Abayubá Ibáñez

Personal information
- Date of death: 19 January 2021
- Position: Midfielder

Senior career*
- Years: Team / Apps / (Gls)
- 1962–1968: Defensor Sporting
- 1969: Newell's Old Boys
- 1970–1972: Liverpool Montevideo
- 1972–1974: Atletico Español
- 1974–1975: Huracán Buceo

International career
- 1967–1971: Uruguay / 13 / (0)

Medal record
Men's football
Representing Uruguay
South American Championship
| Winner | 1967 Uruguay |  |

= Abayubá Ibáñez =

Uruguayan footballer (died 2021)

Abayubá Ibáñez (died 19 January 2021) was a Uruguayan footballer who played as a midfielder.
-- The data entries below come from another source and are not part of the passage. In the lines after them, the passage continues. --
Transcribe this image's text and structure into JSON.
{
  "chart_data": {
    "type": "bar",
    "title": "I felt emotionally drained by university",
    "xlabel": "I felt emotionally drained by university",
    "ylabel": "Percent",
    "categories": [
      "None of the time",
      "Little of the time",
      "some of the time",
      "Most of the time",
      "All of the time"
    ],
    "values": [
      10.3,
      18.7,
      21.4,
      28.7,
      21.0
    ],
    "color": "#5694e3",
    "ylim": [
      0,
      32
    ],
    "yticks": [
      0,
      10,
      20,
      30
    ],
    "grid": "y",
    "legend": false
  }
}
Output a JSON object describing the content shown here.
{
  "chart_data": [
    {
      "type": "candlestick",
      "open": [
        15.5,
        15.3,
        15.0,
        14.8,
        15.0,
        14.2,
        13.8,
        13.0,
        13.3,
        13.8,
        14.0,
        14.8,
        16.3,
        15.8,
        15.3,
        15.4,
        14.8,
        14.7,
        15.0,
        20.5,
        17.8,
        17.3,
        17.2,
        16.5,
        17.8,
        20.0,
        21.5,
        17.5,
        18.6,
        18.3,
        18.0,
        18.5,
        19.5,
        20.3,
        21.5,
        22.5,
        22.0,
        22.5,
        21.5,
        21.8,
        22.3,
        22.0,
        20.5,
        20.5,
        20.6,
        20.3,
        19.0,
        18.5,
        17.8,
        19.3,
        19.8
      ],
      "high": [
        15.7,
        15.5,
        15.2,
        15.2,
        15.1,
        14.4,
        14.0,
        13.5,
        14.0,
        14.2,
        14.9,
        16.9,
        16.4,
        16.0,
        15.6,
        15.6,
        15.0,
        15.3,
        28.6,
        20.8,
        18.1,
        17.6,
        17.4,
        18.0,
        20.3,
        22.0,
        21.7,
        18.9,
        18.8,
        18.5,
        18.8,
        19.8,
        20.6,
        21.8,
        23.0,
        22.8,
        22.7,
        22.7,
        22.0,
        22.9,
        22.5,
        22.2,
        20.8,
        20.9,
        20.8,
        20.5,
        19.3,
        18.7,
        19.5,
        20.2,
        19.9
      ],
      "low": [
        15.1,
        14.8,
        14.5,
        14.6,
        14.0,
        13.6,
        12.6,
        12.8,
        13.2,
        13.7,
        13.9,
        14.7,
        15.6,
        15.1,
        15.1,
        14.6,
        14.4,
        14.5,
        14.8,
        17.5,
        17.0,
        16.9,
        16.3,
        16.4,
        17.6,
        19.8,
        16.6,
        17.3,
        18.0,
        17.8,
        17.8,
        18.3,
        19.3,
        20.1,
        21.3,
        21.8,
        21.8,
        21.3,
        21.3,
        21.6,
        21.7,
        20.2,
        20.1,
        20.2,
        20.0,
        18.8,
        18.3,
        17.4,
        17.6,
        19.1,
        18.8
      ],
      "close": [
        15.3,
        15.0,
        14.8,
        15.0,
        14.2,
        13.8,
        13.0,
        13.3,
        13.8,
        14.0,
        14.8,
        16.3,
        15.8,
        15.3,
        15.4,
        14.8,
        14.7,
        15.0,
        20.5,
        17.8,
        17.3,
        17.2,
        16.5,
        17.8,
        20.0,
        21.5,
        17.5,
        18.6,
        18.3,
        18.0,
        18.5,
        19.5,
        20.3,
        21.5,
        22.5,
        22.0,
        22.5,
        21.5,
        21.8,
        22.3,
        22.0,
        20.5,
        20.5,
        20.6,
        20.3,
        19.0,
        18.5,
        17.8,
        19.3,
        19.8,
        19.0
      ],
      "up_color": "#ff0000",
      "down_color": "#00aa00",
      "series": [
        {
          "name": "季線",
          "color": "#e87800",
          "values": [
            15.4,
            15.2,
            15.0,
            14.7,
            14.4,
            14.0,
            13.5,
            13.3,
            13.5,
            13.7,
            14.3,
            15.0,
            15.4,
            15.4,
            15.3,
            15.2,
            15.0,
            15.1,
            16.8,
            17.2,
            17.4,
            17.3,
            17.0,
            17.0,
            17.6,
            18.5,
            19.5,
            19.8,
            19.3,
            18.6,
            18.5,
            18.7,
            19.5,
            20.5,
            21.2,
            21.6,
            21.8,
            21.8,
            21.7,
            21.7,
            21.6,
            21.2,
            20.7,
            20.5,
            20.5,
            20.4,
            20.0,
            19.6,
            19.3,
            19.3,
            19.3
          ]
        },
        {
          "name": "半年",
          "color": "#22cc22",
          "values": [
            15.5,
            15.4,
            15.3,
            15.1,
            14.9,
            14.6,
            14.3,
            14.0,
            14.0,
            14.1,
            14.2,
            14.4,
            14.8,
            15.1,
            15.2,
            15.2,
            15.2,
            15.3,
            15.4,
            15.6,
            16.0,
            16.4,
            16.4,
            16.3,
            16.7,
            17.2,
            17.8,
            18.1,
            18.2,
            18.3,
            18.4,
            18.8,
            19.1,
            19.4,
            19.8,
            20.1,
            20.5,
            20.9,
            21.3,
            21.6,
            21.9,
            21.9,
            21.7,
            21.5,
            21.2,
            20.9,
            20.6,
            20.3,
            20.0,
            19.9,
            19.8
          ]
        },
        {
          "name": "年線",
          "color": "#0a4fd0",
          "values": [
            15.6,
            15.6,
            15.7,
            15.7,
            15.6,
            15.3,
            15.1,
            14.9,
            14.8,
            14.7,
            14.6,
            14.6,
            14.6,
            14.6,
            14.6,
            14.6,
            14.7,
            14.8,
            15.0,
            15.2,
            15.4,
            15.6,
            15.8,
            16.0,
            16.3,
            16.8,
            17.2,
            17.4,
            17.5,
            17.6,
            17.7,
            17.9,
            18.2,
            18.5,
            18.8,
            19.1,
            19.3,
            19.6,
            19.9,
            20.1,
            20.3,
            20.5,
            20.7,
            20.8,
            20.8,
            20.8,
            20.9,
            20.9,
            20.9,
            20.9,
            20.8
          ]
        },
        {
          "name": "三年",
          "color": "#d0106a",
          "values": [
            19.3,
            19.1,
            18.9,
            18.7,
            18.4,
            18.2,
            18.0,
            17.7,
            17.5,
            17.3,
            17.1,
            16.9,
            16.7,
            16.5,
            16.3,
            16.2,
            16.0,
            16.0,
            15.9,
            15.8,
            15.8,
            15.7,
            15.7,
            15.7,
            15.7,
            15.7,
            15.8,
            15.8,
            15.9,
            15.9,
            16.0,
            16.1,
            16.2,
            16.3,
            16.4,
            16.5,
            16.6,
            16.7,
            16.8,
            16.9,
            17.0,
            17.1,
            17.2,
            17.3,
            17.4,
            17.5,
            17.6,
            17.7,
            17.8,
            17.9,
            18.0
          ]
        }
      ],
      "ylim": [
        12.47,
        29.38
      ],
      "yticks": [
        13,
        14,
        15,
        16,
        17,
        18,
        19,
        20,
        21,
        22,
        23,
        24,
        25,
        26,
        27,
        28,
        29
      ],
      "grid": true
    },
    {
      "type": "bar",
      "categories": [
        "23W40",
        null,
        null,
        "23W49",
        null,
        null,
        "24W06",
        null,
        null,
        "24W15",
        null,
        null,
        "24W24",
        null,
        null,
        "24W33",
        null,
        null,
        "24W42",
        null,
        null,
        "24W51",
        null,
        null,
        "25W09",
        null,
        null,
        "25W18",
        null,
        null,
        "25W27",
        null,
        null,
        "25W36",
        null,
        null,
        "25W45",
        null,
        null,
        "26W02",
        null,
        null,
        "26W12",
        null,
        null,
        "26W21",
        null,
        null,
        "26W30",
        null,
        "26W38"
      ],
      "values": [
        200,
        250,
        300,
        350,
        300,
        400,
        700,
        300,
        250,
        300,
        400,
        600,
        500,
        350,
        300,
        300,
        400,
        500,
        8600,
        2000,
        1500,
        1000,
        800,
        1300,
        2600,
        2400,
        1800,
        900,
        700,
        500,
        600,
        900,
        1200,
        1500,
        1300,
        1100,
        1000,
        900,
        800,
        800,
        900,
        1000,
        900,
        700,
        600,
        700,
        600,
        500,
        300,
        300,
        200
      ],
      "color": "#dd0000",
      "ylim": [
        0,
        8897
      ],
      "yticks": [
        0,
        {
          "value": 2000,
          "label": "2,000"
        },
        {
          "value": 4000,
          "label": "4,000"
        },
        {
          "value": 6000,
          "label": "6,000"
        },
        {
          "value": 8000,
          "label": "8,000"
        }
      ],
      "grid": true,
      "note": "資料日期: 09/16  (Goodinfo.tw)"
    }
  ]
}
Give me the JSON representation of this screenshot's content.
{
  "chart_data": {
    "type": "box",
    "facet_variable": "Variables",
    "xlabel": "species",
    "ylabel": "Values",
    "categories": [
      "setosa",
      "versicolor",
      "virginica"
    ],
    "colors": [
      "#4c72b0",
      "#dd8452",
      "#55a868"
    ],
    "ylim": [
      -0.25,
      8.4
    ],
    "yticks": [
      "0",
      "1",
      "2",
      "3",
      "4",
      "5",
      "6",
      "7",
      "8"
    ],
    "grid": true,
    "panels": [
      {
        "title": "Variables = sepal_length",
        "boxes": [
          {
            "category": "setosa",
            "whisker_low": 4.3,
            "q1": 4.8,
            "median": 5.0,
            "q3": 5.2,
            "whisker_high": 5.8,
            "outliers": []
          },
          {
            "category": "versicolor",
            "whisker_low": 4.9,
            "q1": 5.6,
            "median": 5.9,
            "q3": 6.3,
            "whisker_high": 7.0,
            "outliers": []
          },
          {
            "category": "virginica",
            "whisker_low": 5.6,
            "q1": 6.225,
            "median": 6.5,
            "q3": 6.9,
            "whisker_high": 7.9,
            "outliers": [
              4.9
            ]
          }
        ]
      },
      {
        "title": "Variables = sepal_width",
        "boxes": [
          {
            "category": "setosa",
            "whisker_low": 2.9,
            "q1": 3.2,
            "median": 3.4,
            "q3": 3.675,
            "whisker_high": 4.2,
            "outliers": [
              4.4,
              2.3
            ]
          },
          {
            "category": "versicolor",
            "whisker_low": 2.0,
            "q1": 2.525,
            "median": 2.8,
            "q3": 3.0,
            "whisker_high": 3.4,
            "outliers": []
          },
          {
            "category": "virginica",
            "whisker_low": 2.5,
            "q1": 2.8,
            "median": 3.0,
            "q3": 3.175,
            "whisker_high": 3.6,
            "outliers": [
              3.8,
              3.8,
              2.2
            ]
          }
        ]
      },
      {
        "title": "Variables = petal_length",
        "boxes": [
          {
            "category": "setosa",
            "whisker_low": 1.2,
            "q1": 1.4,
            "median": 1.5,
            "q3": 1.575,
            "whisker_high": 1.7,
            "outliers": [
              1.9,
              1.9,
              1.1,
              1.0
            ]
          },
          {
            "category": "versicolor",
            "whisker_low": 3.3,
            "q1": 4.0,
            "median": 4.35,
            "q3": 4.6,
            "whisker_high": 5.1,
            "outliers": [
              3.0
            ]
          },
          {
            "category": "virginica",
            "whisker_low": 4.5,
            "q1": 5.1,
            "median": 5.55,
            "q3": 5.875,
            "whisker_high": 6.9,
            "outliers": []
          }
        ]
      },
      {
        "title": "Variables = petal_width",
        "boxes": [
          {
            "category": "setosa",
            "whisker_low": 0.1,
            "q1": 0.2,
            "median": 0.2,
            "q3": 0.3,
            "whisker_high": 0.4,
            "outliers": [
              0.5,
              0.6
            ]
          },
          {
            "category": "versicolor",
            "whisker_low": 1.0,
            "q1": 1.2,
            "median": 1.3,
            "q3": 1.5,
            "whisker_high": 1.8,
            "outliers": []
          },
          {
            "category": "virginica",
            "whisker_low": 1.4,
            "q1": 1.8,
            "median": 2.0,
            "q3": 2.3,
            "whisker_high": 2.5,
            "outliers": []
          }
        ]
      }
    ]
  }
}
He was part of Uruguay squad that won the 1967 South American Championship on home soil.

==Club career==
Ibáñez started his career in 1962 at Defensor Sporting.
Then he played for Argentinian side Newell's Old Boys for one year in 1969.
He went back home playing for Liverpool Montevideo from 1970 to 1972.
Then he played for Mexican side Atletico Español from 1972 to 1974.
He ended his career in Montevideo playing for Huracán Buceo in 1974-1975

==International career==
Ibáñez earned his first cap on 25 April 1964 against Morocco. He was named in Uruguay’s squad for the 1967 South American Championship, but was an unused substitute as Uruguay won the competition on home soil. Ibáñez got his 13th and last cap on 18 July 1971 against Argentina.